Democractic committee members strongly protested the abusive Republican subpoena and voted against the resolution unanimously. Democrats offered compelling, at times exasperated, arguments on behalf of Harvard, the American Cancer Society, EPA and the hundreds of thousands of Americans, all to no avail.
Congresswoman Donna Edwards (D-MD) said “We are all dealing with two private entities who have made privacy commitments to patients who have undertaken the studies. We have not dealt at all with the legal liability of those two entities should information that is private be released to the public, whether the public be this Committee or its staff, or the general public."
Republicans were unmoved.
Congressman Alan Grayson (D-FL) raised solemn and reasoned arguments that the subpoena was overbroad and violated the U.S. Constitution.
The Republicans did not even bother responding to the merits of this argument.
So we were left with a comedy of errancy in which Republicans evidently believe that in the face of dozens of health research studies, analyses and re-analyses dating back 20 years; the informed expertise of hundreds of scientists and researchers worldwide; the confirming data of the Harvard study already in their possession; the backing of EPA's Science Advisory Board and Clean Air Science Advisory Committee; and the unimpeached science behind 20 years worth of health standards upheld in the courts -- these politicians appear to believe that the established soot-mortality link will be nullified by disclosing the data from a single, twenty year-old study by the American Cancer Society.
This is preposterous. It's desperation.
And we could safely ignore it were it a matter of simple political flailing.
But when its tactics are so abusive that it must resort to sweeping supboenas backed by contempt; when it shows cavalier disregard for the most personal medical information of Americans; when its real target is health safeguards that will save the lives of thousands and improve the lives of hundreds of millions—then the desperate political tantrums are worth calling out and condemning.
So let us call out the 20 members of Congress that committed these abuses:
Mr. Lamar Smith (R-TX), Chair (subpoena resolution sponsor)
Mr. Dana Rohrabacher (R-CA) Vice Chair
Mr. Ralph Hall (R-TX)
Mr. Randy Neugebauer (R-TX)
Mr. Michael T. McCaul (R-TX)
Mr. Paul Broun (R-GA)
Mr. Steven Palazzo (R-MS)
Mr. Mo Brooks (R-AL)
Mr. Randy Hultgren (R-IL)
Mr. Larry Bucshon (R-IN)
Mr. Steve Stockman (R-TX)
Mr. Bill Posey (R-FL)
Mrs. Cynthia Lummis (R-WY)
Mr. David Schweikert (R-AZ)
Mr. Thomas Massie (R-KY)
Mr. Kevin Cramer (R-ND)
Mr. Jim Bridenstine (R-OK)
Mr. Randy Weber (R-TX)
Mr. Chris Stewart (R-UT)
Mr.
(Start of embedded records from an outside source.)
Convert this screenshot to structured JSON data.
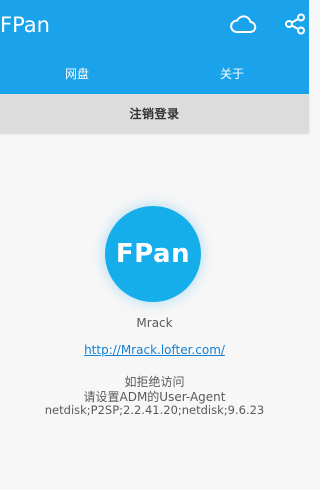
{
  "app": {
    "title": "FPan",
    "accent_color": "#1aa3ea",
    "actions": [
      {
        "icon": "cloud-icon"
      },
      {
        "icon": "share-icon"
      }
    ]
  },
  "tabs": [
    {
      "label": "网盘"
    },
    {
      "label": "关于"
    }
  ],
  "logout": {
    "label": "注销登录"
  },
  "about": {
    "logo_text": "FPan",
    "author": "Mrack",
    "link": "http://Mrack.lofter.com/",
    "notes": [
      "如拒绝访问",
      "请设置ADM的User-Agent",
      "netdisk;P2SP;2.2.41.20;netdisk;9.6.23"
    ]
  }
}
Chris Collins (R-NY)
Republican lawmakers and their industry allies have not been remotely successful in denying the health hazards of soot pollution, countering the broad body of supportive science or dismissing the tremendous health benefits from cleaning up soot. Industry lawsuits have failed repeatedly in court. Republican legislative attacks have failed in Congress.
So now they have been reduced to political side shows, manufactured controversies propelled by their own willingness to abuse power and seek publicity from that abuse; resistance to confirming EPA Administrator Gina McCarthy; and anti-science opposition to health safeguards.
Shame on these 20 House Republicans and their abuse of power. Shame on their anti-science campaign seeking to deny Americans the health benefits of cleaner air.
This is the government abuse that needs to stop.